Nueva York dejó otra imagen del mismo problema moral, aunque en un contexto distinto. Mientras las torres ardían, cientos de bomberos entraron a edificios que todos intentaban abandonar. No fueron porque ignoraran el peligro. Fueron porque había personas arriba. En esa decisión elemental está condensada una idea de civilización. La vida ajena puede exigir la propia exposición. El deber no consiste en buscar la muerte, sino en aceptar que hay momentos en que proteger a otros obliga a caminar hacia donde el instinto ordena huir.
Chile conoce también esa gramática del servicio. La ha visto en incendios, terremotos, aluviones, temporales, accidentes y emergencias donde personas anónimas hacen lo que corresponde sin preguntar demasiado quién recibirá el beneficio. Allí hay una ética pública más profunda que la de muchas declaraciones. Una ética que no depende del aplauso, porque muchas veces ocurre lejos de las cámaras. Una ética que no se sostiene en pureza, porque la ejercen personas reales, con contradicciones, miedo, cansancio y biografías imperfectas.
Tal vez por eso el once de septiembre resulta tan difícil. Porque obliga a sostener varias verdades al mismo tiempo. Que Chile vivió una ruptura democrática. Que hubo muertos, perseguidos, exiliados, presos, torturados y desaparecidos. Que también hubo personas que, en medio del incendio literal y moral del país, intentaron cumplir una función de auxilio sin convertir el dolor ajeno en botín político. Que recordar no debería servir para repetir consignas, sino para examinar qué clase de límites no estamos dispuestos a volver a cruzar.
La memoria sin ética se vuelve trincheras. La ética sin memoria se vuelve ingenuidad. Un país necesita ambas. Necesita recordar lo ocurrido, nombrar responsabilidades, reconocer a las víctimas y enseñar el valor de la democracia. Pero también necesita preguntarse qué tipo de ciudadanos, funcionarios, autoridades e instituciones quiere formar para la próxima hora difícil. Porque siempre habrá otra emergencia. Otro incendio. Otra orden confusa. Otro momento en que alguien deberá decidir si actúa como dueño de una causa o como servidor de una vida.
El once de septiembre no debería empujarnos solo a mirar hacia atrás. Debería obligarnos a mirar hacia adentro. Qué haría cada uno cuando la historia se vuelve peligrosa. Qué obedecería. Qué se negaría a hacer. A quién socorrería. Cómo trataría al adversario derrotado. Qué deber reconocería como superior al miedo, al odio o a la presión del grupo.
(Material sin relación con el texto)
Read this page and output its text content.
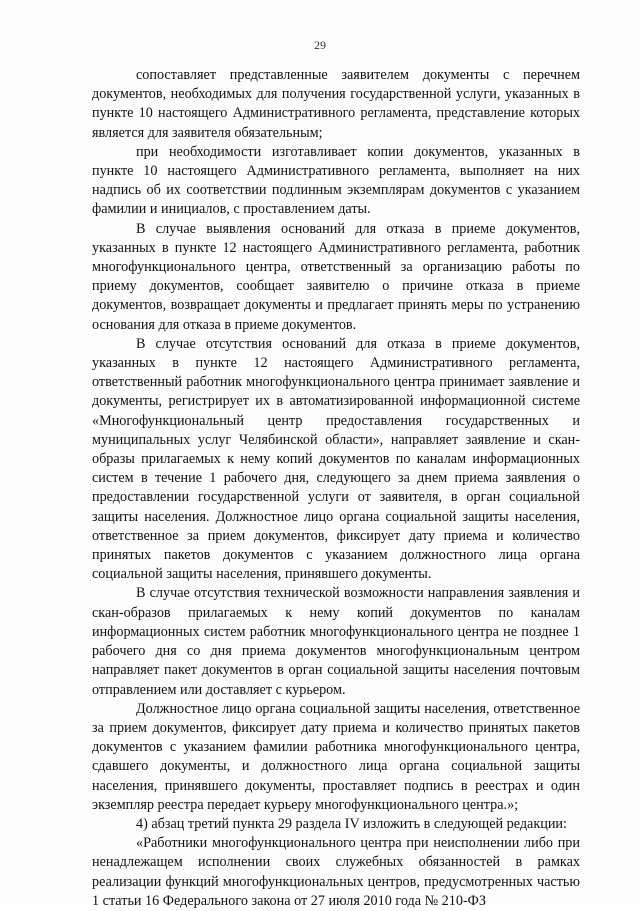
29

сопоставляет представленные заявителем документы с перечнем документов, необходимых для получения государственной услуги, указанных в пункте 10 настоящего Административного регламента, представление которых является для заявителя обязательным;

при необходимости изготавливает копии документов, указанных в пункте 10 настоящего Административного регламента, выполняет на них надпись об их соответствии подлинным экземплярам документов с указанием фамилии и инициалов, с проставлением даты.

В случае выявления оснований для отказа в приеме документов, указанных в пункте 12 настоящего Административного регламента, работник многофункционального центра, ответственный за организацию работы по приему документов, сообщает заявителю о причине отказа в приеме документов, возвращает документы и предлагает принять меры по устранению основания для отказа в приеме документов.

В случае отсутствия оснований для отказа в приеме документов, указанных в пункте 12 настоящего Административного регламента, ответственный работник многофункционального центра принимает заявление и документы, регистрирует их в автоматизированной информационной системе «Многофункциональный центр предоставления государственных и муниципальных услуг Челябинской области», направляет заявление и скан-образы прилагаемых к нему копий документов по каналам информационных систем в течение 1 рабочего дня, следующего за днем приема заявления о предоставлении государственной услуги от заявителя, в орган социальной защиты населения. Должностное лицо органа социальной защиты населения, ответственное за прием документов, фиксирует дату приема и количество принятых пакетов документов с указанием должностного лица органа социальной защиты населения, принявшего документы.

В случае отсутствия технической возможности направления заявления и скан-образов прилагаемых к нему копий документов по каналам информационных систем работник многофункционального центра не позднее 1 рабочего дня со дня приема документов многофункциональным центром направляет пакет документов в орган социальной защиты населения почтовым отправлением или доставляет с курьером.

Должностное лицо органа социальной защиты населения, ответственное за прием документов, фиксирует дату приема и количество принятых пакетов документов с указанием фамилии работника многофункционального центра, сдавшего документы, и должностного лица органа социальной защиты населения, принявшего документы, проставляет подпись в реестрах и один экземпляр реестра передает курьеру многофункционального центра.»;

4) абзац третий пункта 29 раздела IV изложить в следующей редакции:

«Работники многофункционального центра при неисполнении либо при ненадлежащем исполнении своих служебных обязанностей в рамках реализации функций многофункциональных центров, предусмотренных частью 1 статьи 16 Федерального закона от 27 июля 2010 года № 210-ФЗ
Quizá esa sea la forma más exigente de recordar. No usar la tragedia para confirmar la superioridad moral propia, sino para reconocer la fragilidad humana. La facilidad con que una sociedad puede romperse. La rapidez con que la técnica puede servir al daño. La necesidad de instituciones capaces de enseñar límites antes de que sea tarde.
Hay días en que la historia arde. En esos días, las ideologías gritan, las órdenes pesan y el miedo confunde. La ética no apaga por sí sola el incendio. Pero permite entrar a él sin perder del todo la humanidad.